|Poulson M, - UNIVERSITY OF IDAHO|
Submitted to: Crop Science
Publication Type: Peer Reviewed Journal
Publication Acceptance Date: December 16, 1994
Publication Date: N/A
Interpretive Summary: The development of laboratory methods to genetically alter plants promises to produce plants with unique and useful characteristics that cannot be created efficiently by conventional methods of hybridization. However, to utilize these techniques for barley, individual barley cells must be grown and coaxed into forming barley plants. This process, called plant regeneration, may create unwanted mutations (called somaclonal variation) that reduce the health of the regenerated plants and make them unsuitable for commercial agriculture. This study was designed to find out if soma- clonal variation occurred in regenerated barley plants by measuring the performance of 174 barley lines derived from regenerated barley plants of 6 commercial varieties. The results indicated that most regenerated barley plants possessed undesirable somaclonal variation that led to reductions in grain yield and grain quality. However, certain plants of some of the varieties performed as well as plants that had never been grown under laboratory conditions. The conclusions of this study were that laboratory producted mutations--somaclonal variation--occur and that their occurrence must be taken into consideration when utilizing laboratory methods to genetically improve barley.
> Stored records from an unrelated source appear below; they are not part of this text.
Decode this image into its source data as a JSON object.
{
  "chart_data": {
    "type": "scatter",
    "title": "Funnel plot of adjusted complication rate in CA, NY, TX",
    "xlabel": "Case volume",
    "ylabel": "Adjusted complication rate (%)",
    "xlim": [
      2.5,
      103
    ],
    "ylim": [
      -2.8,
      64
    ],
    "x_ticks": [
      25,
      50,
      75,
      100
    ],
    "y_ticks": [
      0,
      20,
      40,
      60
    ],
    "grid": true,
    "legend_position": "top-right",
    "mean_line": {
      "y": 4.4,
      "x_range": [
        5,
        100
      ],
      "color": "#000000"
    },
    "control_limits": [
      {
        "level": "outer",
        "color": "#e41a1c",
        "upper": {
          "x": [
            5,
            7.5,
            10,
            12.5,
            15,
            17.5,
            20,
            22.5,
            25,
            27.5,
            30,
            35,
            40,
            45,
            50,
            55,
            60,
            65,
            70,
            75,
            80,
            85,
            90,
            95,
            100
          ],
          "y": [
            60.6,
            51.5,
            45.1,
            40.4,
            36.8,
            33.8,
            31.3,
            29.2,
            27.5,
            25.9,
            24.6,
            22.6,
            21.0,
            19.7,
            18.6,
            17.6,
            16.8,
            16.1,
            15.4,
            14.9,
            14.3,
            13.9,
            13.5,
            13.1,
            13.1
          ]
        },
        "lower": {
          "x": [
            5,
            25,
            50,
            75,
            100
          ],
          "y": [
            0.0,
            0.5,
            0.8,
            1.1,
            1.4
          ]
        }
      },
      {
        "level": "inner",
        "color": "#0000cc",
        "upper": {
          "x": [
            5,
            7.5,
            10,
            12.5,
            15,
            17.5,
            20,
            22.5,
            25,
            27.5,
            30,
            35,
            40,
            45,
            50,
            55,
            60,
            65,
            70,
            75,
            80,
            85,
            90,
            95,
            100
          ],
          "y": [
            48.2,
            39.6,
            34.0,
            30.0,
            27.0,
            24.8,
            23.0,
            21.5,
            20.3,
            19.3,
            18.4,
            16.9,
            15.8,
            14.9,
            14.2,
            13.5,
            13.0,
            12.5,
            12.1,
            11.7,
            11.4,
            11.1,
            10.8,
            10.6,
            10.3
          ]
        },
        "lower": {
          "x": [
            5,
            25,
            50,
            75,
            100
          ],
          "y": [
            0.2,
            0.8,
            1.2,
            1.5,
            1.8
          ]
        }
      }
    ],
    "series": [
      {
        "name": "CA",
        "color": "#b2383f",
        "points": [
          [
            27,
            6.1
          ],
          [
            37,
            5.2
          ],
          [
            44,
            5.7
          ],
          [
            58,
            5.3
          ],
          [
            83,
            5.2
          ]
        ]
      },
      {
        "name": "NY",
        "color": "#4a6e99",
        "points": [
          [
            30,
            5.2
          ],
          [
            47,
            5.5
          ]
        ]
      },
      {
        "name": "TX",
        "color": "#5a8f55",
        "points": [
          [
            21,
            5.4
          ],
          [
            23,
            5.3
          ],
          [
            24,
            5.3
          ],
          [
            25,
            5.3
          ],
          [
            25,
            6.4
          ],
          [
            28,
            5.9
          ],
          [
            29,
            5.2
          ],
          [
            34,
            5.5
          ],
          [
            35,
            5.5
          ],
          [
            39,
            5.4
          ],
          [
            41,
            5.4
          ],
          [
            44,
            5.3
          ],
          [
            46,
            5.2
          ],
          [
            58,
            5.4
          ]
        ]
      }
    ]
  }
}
Technical Abstract: Current methods for the production of genetic variability in vitro expose cultured cells to a potentially mutagenic environment. Selected genetic variability produced by in vitro selection or genetic transformation will be most useful if such variability is not accompanied by unselected and undesirable mutations. To determine the potential for recovering genotypes snot altered by passage through tissue culture, 30 families of tissue culture-derived lines from six barley cultivars were analyzed for agronomic performance. Each family was derived from a single regenerated plant that in turn derived from an immature embryo callus culture. Four to six R2 plants were selected from each family based on phenotypic similarity to the uncultured parental controls. One hundred seventy four R2-derived lines were advanced by bulking to the R4 and R5 generations for replicated testing. The results indicated that the agronomic performance of the majority of these lines was altered by passage through tissue culture, and that the alterations were generally undesirable. Genotypic differences were noted in the frequency and degree of agronomic alterations. Families within genotypes was an important source of variation, but selections within families was not. Successful selection of tissue culture-derived barley lines without somaclonal variation therefore may be genotype- dependent, and may require screening large populations of regenerated plants.